After creating your namelist, when running on a non NCAR machine you will need to get the files from the inputdata repository. In order to retrieve the files needed for mksurfdata you can do the following on your namelist to get the files from the inputdata repository, using the check_input_data script which also allows you to export data to your local disk.

Example 2-7. Getting the raw datasets for mksurfdata to your local machine using the check_input_data script

> cd models/lnd/clm/tools/mksurfdata
# First remove any quotes and copy into a filename that can be read by the
# check_input_data script
> sed "s/'//g" namelist > clm.input_data_list
# Run the script with -export and give the location of your inputdata with $CSMDATA
> ../../../../../scripts/ccsm_utils/Tools/check_input_data -datalistdir . \
-inputdata $CSMDATA -check -export
# You must then do the same with the fdynuse file referred to in the namelist
# in this case we add a file = to the beginning of each line
> awk '{print "file = "$1}' pftdyn_hist_simyr2000-2000.txt > clm.input_data_list
# Run the script with -export and give the location of your inputdata with $CSMDATA
> ../../../../../scripts/ccsm_utils/Tools/check_input_data -datalistdir . \
-inputdata $CSMDATA -check -export

Experimental options to mksurfdata

The options: pft_frc, pft_idx, soil_clay, soil_color, soil_fmax, and soil_sand are also new and considered experimental. They provide a way to override the PFT and soil values for all grid points to the given values that you set. This is useful for running with single-point tower sites where the soil type and vegetation is known. Note that when you use pft_frc, all other landunits will be zeroed out, and the sum of your pft_frc array MUST equal 100.0. Also note that when using the "pft_" options the mksrf_fdynuse file instead of having filepath's will be an XML-like file with PFT settings. Unlike the file of file-paths, you will have to create this file by hand, will NOT be able to create it for you (other than the first year which will be set to the values entered on the command line). Note, that when PTCLM is run, it CAN create these files for you from a simpler format (see the Section called Dynamic Land-Use Change Files for use by PTCLM in Chapter 6). Instead of a filepath you have a list of XML elements that give information on the PFT's and harvesting for example:

So the <pft_f> tags give the PFT fractions and the <pft_i> tags give the index for that fraction. Harvest is an array of five elements, and grazing is a single value. Like the usual file each list of XML elements goes with a year, and there is limit on the number of characters that can be used.

Standard Practices when using mksurfdata

In this section we give the recommendations for how to use mksurfdata to give similar results to the files that we created when using it.

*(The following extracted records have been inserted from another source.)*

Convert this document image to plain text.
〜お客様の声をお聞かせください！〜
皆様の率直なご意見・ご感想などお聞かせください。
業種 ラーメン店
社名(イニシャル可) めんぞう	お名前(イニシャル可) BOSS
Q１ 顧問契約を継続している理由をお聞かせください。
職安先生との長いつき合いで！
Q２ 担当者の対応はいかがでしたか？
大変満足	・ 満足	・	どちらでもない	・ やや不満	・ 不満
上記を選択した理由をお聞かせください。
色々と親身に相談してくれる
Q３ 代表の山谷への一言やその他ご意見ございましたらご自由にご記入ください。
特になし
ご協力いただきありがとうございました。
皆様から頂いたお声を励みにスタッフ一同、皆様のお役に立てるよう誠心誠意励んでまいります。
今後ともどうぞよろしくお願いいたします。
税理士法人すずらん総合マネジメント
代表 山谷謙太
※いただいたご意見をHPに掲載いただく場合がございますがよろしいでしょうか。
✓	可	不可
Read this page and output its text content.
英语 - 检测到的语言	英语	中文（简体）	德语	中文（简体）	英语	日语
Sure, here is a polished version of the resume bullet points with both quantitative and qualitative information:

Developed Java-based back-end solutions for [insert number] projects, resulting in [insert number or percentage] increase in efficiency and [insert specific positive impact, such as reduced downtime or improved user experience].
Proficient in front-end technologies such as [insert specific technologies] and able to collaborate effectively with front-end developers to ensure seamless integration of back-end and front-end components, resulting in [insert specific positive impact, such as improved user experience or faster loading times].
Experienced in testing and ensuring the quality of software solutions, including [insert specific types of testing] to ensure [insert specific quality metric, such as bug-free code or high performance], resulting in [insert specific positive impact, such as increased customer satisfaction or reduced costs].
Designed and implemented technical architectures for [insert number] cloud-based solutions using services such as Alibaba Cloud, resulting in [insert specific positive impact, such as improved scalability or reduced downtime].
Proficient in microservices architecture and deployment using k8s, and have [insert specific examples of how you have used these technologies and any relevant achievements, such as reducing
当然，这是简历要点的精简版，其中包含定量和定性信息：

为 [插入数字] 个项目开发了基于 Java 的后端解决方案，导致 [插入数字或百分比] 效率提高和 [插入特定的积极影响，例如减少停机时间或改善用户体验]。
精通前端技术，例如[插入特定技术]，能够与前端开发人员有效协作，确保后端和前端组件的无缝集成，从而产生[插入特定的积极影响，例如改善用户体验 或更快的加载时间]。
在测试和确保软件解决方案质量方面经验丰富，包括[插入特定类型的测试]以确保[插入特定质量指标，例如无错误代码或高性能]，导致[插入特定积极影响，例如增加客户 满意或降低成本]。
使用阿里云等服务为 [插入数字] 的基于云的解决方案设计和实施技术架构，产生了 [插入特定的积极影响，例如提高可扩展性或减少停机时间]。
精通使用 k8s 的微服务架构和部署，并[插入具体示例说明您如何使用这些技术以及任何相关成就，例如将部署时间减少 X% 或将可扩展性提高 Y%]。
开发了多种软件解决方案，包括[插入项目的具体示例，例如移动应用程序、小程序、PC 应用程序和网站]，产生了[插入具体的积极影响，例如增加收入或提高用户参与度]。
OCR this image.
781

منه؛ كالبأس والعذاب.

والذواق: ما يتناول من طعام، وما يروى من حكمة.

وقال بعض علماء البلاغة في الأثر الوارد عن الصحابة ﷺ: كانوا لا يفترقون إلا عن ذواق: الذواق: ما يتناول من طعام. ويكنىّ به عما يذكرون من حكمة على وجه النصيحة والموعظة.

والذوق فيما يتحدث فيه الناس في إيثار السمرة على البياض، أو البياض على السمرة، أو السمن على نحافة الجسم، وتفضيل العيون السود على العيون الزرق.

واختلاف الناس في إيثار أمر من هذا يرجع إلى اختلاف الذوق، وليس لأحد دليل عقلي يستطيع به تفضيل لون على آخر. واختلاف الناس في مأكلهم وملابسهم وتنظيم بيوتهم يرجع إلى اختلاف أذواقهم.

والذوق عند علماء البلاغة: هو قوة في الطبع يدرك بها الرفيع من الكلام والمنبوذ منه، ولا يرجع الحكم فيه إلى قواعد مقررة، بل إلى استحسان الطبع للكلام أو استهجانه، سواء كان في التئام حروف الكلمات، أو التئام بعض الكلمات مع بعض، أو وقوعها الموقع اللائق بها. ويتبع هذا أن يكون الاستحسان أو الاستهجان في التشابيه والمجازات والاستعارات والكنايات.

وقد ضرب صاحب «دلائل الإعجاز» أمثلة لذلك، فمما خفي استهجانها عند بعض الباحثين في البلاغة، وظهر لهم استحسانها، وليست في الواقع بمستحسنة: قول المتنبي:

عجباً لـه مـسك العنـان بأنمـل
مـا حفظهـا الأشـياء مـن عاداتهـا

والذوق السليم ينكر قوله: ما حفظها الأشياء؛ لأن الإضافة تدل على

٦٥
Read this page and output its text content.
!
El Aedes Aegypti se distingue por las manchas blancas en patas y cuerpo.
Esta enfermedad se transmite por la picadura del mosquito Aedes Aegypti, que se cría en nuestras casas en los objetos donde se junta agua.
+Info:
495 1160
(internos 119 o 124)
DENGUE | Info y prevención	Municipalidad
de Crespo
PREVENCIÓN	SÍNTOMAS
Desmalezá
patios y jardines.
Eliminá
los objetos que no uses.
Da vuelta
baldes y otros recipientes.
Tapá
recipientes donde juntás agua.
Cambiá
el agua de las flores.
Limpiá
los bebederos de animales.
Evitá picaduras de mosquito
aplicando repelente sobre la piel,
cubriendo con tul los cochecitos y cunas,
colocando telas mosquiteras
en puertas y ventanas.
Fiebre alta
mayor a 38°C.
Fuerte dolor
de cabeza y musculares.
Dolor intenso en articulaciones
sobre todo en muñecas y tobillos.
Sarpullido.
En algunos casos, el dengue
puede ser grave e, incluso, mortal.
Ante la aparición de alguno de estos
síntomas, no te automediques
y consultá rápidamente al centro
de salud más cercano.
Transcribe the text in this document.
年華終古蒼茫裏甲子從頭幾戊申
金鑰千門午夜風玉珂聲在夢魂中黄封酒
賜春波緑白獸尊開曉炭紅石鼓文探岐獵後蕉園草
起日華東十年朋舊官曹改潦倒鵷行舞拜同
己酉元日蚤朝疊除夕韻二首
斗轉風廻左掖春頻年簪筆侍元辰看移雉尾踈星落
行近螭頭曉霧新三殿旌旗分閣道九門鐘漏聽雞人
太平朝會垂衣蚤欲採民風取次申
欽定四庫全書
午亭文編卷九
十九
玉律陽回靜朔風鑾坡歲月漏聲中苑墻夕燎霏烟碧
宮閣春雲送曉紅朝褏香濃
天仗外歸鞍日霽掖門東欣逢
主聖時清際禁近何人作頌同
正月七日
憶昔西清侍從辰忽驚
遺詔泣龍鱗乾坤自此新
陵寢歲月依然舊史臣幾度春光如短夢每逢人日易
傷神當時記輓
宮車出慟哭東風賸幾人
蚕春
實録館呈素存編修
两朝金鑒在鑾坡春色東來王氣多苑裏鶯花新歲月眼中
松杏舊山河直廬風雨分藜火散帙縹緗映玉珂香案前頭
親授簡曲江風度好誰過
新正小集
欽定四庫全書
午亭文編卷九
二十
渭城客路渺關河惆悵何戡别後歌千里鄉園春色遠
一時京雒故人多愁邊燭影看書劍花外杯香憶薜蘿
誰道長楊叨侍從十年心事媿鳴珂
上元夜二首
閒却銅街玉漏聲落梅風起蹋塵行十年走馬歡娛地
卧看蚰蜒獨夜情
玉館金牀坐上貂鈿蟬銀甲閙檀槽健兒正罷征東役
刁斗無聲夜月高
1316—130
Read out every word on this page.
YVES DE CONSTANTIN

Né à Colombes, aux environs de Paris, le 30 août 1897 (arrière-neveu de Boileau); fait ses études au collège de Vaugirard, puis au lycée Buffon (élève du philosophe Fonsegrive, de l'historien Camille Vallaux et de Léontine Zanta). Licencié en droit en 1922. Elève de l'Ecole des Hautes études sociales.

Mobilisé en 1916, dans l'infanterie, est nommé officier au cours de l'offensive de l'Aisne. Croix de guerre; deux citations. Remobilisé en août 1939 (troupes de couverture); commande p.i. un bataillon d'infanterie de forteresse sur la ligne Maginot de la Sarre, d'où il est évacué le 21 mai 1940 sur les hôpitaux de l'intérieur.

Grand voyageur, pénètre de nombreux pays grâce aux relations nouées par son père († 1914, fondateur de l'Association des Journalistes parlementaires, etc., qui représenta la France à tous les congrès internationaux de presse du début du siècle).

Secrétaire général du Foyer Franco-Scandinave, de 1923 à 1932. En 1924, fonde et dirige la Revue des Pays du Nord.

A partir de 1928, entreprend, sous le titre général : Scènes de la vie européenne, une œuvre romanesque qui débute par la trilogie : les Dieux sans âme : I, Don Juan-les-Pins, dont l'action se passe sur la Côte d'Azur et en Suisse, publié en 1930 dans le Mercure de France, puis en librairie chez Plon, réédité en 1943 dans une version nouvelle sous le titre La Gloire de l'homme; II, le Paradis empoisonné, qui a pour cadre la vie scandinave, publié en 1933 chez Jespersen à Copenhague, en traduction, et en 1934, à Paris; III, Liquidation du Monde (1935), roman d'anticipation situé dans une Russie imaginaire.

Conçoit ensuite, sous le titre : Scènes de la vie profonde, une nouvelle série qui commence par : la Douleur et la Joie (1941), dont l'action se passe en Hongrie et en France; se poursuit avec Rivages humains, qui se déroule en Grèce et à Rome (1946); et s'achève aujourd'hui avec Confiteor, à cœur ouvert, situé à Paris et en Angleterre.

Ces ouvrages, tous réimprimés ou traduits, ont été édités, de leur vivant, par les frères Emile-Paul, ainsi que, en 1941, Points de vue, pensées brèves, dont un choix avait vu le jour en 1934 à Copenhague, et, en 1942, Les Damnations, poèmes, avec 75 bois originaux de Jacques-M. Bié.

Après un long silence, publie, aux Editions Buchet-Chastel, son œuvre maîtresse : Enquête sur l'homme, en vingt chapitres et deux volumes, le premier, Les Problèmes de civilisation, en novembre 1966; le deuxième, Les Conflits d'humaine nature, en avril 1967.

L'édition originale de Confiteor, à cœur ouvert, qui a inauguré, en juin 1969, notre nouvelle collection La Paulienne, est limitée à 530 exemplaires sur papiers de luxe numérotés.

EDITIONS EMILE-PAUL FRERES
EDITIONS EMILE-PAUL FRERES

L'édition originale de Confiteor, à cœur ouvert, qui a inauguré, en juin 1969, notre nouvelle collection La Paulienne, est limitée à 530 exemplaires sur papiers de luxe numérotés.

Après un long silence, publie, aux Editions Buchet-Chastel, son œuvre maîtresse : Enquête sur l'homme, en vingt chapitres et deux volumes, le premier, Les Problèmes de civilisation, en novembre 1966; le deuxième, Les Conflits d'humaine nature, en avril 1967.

If you look at the standard surface datasets that we have created and provided for use, there are three practices that we have consistently done in each (you also see these in the sample namelists and in the script). The first is that we always output data in double precision (hence outnc_double is set to .true.). The next is that we always use the procedure for creating transient datasets (using mksrf_fdynuse) even when creating datasets for a fixed simulation year. This is to ensure that the fixed year datasets will be consistent with the transient datasets. When this is done a "surfdata.pftdyn" dataset will be created -- but will NOT be used in CLM. If you look at the sample namelist mksurfdata.namelist you note that it sets mksrf_fdynuse to the file pftdyn_hist_simyr2000.txt, where the single file entered is the same PFT file used in the rest of the namelist (as mksrf_fvegtyp). The last practice that we always do is to always set mksrf_ftopo, even if glacier elevation classes are NOT active. This is important in limiting urban areas based on topographic height, and hence is important to use all the time. The glacier multiple elevation classes will be used as well if you are running a compset with the active glacier model.

There are two other important practices for creating urban single point datasets. The first is that you often will want to set all_urban to .true. so that the dataset will have 100% of the gridcell output as urban rather than some mix of: urban, vegetation types, and other landunits. The next practice is that most of our specialized urban datasets have custom values for the urban parameters, hence we do NOT want to use the global urban dataset to get urban parameters -- we use a previous version of the surface dataset for the urban parameters. However, in order to do this, we need to append onto the previous surface dataset the grid and land mask/land fraction information from the grid and fraction datasets. This is done in using the NCO program ncks. An example of doing this for the Mexico City, Mexico urban surface dataset is as follows:

> ncks -A $CSMDATA/lnd/clm2/griddata/ \
> ncks -A $CSMDATA/lnd/clm2/griddata/ \
Note, if you look at the current single point urban surface datasets you will note that the above has already been done.

The final issue is how to build mksurfdata. When NOT optimized mksurfdata is very slow, and can take many hours to days to even run for medium resolutions such as one or two degree. So usually you will want to run it optimized. Possibly you also want to use shared memory parallelism using OpenMP with the SMP option. The problem with running optimized is that answers will be different when running optimized versus non-optimized for most compilers. So if you want answers to be the same as a previous surface dataset, you will need to run it on the same platform and optimization level. Likewise, running with or without OpenMP may also change answers (for most compilers it will NOT, however it does for the IBM compiler). However, answers should be the same regardless of the number of threads used when OpenMP is enabled. Note, that the output surface datasets will have attributes that describe whether the file was written out optimized or not, with threading or not and the number of threads used, to enable the user to more easily try to match datasets created previously. For more information on the different compiler options for the CLM4 tools see the Section called Common environment variables and options used in building the FORTRAN tools.